Am Donnerstag wurden zudem in der Ostukraine nach übereinstimmenden Angaben drei Mitarbeiter des Internationalen Komitees vom Roten Kreuz (IKRK) durch russischen Beschuss getötet. Nach Angaben Selenskyjs wurde ein IKRK-Fahrzeug beschossen, dem ukrainischen Menschenrechtskommissar Dmytro Lubinez zufolge traf russische Artillerie die drei Mitarbeiter in der nahe der Front gelegenen Ortschaft Wiroljubiwka. IKRK-Präsidentin Mirjana Spoljaric bestätigte den Angriff und verurteilte ihn "auf das Schärfste".
Selenskyj beklagte mit Blick auf die schwierige militärische Lage seines Landes die "Verzögerung" bei der Erlaubnis, westliche Waffen auch gegen Ziele auf russischem Gebiet einsetzen zu dürfen. Diese Verzögerung führe dazu, "dass Russland diese militärischen Ziele tiefer ins Land verlegt", sagte Selenskyj. Die Ukraine fordert seit Langem, mit vom Westen gelieferten Waffen mit hoher Reichweite auch weiter entfernte Ziele auf russischem Gebiet ins Visier nehmen zu dürfen.
Bislang erlauben etwa die USA der Ukraine lediglich den Einsatz auf Ziele in russisch besetzten ukrainischen Gebieten - oder in russischen Grenzgebieten, in denen russische Kampfeinsätze stattfinden.
Selenskyj sagte, er habe hierüber auch am Mittwoch mit den Außenministern von Großbritannien und USA, David Lammy und Antony Blinken, während deren Besuch in der Ukraine gesprochen. Neben der Erlaubnis für Angriffe auf russischem Gebiet fehle es der ukrainischen Armee mittlerweile auch schlicht an den nötigen Raketen, fügte der ukrainische Präsident an. Es sei "sehr wichtig", dass die Partner des Landes die "Details und Signale" zu diesem Thema von ihm persönlich erhalten hätten, sagte Selenskyj.
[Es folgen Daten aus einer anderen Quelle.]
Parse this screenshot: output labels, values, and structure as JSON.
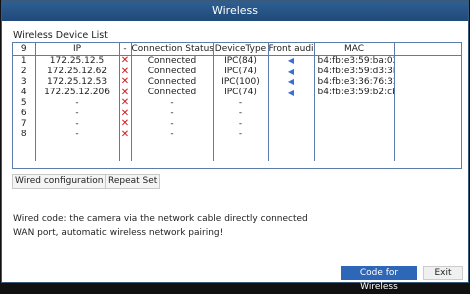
{
  "window": {
    "title": "Wireless"
  },
  "list": {
    "label": "Wireless Device List",
    "headers": [
      "9",
      "IP",
      "-",
      "Connection Status",
      "DeviceType",
      "Front audio",
      "MAC",
      ""
    ],
    "rows": [
      {
        "idx": "1",
        "ip": "172.25.12.5",
        "status": "Connected",
        "type": "IPC(84)",
        "audio": true,
        "mac": "b4:fb:e3:59:ba:02"
      },
      {
        "idx": "2",
        "ip": "172.25.12.62",
        "status": "Connected",
        "type": "IPC(74)",
        "audio": true,
        "mac": "b4:fb:e3:59:d3:3b"
      },
      {
        "idx": "3",
        "ip": "172.25.12.53",
        "status": "Connected",
        "type": "IPC(100)",
        "audio": true,
        "mac": "b4:fb:e3:36:76:32"
      },
      {
        "idx": "4",
        "ip": "172.25.12.206",
        "status": "Connected",
        "type": "IPC(74)",
        "audio": true,
        "mac": "b4:fb:e3:59:b2:cb"
      },
      {
        "idx": "5",
        "ip": "-",
        "status": "-",
        "type": "-",
        "audio": false,
        "mac": ""
      },
      {
        "idx": "6",
        "ip": "-",
        "status": "-",
        "type": "-",
        "audio": false,
        "mac": ""
      },
      {
        "idx": "7",
        "ip": "-",
        "status": "-",
        "type": "-",
        "audio": false,
        "mac": ""
      },
      {
        "idx": "8",
        "ip": "-",
        "status": "-",
        "type": "-",
        "audio": false,
        "mac": ""
      }
    ]
  },
  "buttons": {
    "wired_config": "Wired configuration",
    "repeat_set": "Repeat Set",
    "code_for_wireless": "Code for Wireless",
    "exit": "Exit"
  },
  "description": "Wired code: the camera via the network cable directly connected WAN port, automatic wireless network pairing!",
  "icons": {
    "delete": "delete-x-icon",
    "audio": "speaker-icon"
  },
  "colors": {
    "title_bar": "#2a5a8c",
    "accent": "#2e67b8",
    "delete": "#d01818",
    "audio": "#3a6fd0"
  }
}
Im Schwarzen Meer beschoss die russische Armee am Donnerstagmorgen nach Selenskyjs Angaben ein mit Getreide beladenes ziviles Frachtschiff. Der Angriff mit einer Rakete sei erfolgt, nachdem das Schiff die Hoheitsgewässer der Ukraine verlassen habe, erklärte Selenskyj in Onlinenetzwerken.
Russland hatte im vergangenen Jahr ein von der UNO vermitteltes Abkommen zum sicheren Export ukrainischen Getreides aus den Schwarzmeerhäfen des Landes nicht verlängert. Die Ukraine betreibt dennoch einen Seekorridor, über den das Getreide weiter ausgeführt werden kann. Nach jüngsten Angaben des ukrainischen Verteidigungsministers Rustem Umerow konnten so mehr als 5000 Schiffe ihre Fracht über das Schwarze Meer transportieren.